Applications of Endoperoxides derived from Acenes and Singlet Oxygen

Abstract

Abstract Under simple conditions of aerobic irradiation, acenes can undergo an oxygenation to endoperoxides (EPOs). Mechanistic studies disclosed that this reaction can proceed either along a concerted or an ionic stepwise pathway, strongly controlled by peripheral substituents.

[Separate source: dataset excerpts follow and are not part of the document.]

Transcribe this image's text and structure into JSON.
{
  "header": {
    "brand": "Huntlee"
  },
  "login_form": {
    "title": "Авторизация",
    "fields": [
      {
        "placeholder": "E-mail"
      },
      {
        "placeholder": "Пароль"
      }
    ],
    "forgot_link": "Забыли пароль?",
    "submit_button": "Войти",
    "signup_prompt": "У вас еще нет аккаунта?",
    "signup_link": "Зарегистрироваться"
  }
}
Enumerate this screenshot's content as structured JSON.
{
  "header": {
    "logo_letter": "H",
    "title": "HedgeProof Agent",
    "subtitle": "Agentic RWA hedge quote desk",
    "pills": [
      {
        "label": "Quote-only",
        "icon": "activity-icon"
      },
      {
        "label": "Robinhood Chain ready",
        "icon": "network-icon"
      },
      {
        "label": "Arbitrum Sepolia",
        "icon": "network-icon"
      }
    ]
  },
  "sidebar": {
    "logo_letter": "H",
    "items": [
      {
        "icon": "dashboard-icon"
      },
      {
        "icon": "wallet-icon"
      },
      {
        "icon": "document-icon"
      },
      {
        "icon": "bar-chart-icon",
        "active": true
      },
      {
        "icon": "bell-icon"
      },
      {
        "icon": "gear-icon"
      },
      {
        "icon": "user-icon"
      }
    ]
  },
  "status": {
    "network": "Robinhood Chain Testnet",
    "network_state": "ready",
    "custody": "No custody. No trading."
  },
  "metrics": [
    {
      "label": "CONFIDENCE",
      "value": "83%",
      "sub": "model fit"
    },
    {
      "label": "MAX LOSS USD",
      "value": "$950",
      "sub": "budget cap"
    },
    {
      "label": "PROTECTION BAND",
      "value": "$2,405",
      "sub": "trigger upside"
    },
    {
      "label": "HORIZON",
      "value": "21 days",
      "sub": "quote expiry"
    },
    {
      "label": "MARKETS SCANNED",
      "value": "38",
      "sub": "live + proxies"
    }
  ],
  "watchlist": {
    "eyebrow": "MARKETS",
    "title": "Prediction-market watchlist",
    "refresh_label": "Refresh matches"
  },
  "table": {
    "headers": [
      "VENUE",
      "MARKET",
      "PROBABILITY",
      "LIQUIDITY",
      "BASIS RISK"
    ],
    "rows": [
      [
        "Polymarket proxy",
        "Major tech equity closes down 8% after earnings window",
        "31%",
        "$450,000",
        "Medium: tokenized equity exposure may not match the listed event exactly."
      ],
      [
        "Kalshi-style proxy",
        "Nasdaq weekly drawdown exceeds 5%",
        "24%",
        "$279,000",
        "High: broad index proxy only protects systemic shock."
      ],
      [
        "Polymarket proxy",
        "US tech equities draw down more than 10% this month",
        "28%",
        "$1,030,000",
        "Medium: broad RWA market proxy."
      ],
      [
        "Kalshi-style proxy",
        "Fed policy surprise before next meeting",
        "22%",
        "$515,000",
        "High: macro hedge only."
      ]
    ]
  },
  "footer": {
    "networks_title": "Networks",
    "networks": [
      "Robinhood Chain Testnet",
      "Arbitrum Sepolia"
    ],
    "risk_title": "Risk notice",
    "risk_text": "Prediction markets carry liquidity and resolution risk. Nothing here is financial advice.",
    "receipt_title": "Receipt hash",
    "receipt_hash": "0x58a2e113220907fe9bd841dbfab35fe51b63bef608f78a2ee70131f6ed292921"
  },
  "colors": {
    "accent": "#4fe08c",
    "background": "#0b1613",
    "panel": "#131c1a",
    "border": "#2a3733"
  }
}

For many acenes the process is either thermally or photochemically reversible and oxygen is released either in its ground or excited state. Evidence was found that some EPOs reconvert along a concerted pathway and others along a stepwise path with radical intermediates. Thus, the yields of released singlet oxygen ( 1 O 2 ) and the amount of decomposition products vary. Highly reversible formations of acene EPOs found applications as photochromic systems and as the basis to generate erasable two‐dimensional pattern structures into thin films on surfaces. Irreversible reactions were applied to release “caged” molecules from an acene based photolinker and to initiate polymerizations either from cationic or radical precursors. More recently, EPOs of diarylanthracenes were employed as stages of molecular rotary switches. Due to the rapid formation of acene EPOs, probes were designed to detect 1 O 2 with high sensitivity. Many acenes suit as carriers of singlet oxygen via EPOs and special emphasis is devoted to water soluble systems used in biologic media. EPOs were encapsulated into hosts like cyclodextrines, proteins or rotaxanes as well. These systems exhibit interesting properties in terms of molecular recognition. Due to the convenient and reversible formation of acene EPOs and their release of 1 O 2 , many applications towards surface patterning or antitumor therapy might emerge during the next years.